あらゆる業界で長期間安定した性能を発揮し、メンテナンスの手間を省きます。


ベアリングアイソレータの強み

高いシール性 各機械の仕様やサイズに合わせて最適に設計されるため、IP66相当の高いシール性能を誇ります。

これにより、潤滑油の漏れや異物の浸入を防ぎます。


摩擦ゼロ

非接触タイプなので、摩擦や摩耗がなく、長寿命でメンテナンスフリーです。

トルク損失や電力損失も減らすことができ、省エネルギーにも貢献します。


低速・停止時でも安心

一般的なラビリンスシールでは問題になる低速時や停止時のシール性を、VBX®リングが解決。

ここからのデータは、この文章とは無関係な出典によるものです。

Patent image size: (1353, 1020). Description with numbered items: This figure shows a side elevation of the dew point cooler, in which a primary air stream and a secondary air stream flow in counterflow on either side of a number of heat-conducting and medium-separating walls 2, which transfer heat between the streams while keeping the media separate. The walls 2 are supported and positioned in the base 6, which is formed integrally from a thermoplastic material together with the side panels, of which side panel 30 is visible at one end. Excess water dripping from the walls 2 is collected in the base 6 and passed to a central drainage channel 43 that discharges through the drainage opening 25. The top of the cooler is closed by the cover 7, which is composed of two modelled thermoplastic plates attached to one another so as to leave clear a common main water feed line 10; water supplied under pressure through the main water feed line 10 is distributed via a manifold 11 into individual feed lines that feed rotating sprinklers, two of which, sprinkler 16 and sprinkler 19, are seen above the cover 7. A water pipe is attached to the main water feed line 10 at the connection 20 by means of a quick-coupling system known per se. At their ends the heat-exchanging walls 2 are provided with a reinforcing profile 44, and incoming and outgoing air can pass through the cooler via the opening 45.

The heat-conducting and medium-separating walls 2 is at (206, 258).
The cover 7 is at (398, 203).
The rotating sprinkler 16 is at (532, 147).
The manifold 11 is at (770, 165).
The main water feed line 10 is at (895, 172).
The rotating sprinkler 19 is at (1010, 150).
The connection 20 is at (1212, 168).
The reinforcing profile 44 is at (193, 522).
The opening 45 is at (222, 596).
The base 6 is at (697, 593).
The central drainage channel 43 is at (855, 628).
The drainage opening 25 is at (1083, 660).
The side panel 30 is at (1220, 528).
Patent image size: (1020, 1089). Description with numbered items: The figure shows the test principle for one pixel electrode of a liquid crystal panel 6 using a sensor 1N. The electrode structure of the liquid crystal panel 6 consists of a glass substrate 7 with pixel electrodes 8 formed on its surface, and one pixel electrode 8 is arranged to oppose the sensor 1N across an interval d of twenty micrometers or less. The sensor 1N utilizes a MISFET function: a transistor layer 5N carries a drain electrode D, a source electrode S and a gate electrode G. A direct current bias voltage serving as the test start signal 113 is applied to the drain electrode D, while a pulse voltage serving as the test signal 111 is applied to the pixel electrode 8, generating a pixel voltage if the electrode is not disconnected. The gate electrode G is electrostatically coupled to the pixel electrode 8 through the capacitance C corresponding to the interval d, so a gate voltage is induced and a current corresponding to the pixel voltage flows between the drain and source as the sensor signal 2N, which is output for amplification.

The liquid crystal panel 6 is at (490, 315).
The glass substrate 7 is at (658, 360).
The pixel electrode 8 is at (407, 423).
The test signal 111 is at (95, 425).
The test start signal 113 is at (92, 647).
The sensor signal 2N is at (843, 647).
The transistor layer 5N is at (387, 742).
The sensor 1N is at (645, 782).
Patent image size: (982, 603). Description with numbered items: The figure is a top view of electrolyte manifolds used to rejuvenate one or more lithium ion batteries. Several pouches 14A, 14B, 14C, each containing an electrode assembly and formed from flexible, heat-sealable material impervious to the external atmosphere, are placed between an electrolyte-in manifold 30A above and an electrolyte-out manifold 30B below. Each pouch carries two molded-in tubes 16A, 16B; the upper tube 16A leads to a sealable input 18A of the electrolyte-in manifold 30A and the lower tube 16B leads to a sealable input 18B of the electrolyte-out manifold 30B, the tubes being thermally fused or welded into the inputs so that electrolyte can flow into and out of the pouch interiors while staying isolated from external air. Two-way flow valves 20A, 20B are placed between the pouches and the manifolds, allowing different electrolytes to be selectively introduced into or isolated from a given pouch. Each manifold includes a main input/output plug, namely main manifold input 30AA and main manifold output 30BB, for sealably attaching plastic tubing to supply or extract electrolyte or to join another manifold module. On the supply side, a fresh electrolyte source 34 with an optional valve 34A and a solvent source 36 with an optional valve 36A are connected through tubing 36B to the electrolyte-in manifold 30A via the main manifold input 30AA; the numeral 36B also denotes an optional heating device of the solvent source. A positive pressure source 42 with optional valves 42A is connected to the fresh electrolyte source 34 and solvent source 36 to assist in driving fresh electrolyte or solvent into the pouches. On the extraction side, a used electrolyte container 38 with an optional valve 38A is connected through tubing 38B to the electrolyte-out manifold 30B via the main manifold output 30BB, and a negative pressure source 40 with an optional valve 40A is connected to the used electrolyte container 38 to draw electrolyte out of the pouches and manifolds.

湿気の侵入を防ぎ、高速(60m/s程度)まで対応できます。

まとめ

いかがでしたか?

オイルシールの低フリクション化と長寿命化は、今後ますます重要な技術として注目されています。

これらの技術革新によって、エンジンの効率向上だけでなく、省エネルギーやメンテナンスの手間を大幅に削減することが可能になります。

さまざまな企業の取り組みによって、今後の自動車や産業機器はさらに進化し、より環境に優しく、コスト効率の良い運用が実現されるでしょう。

今後もこの分野の技術革新から目が離せません。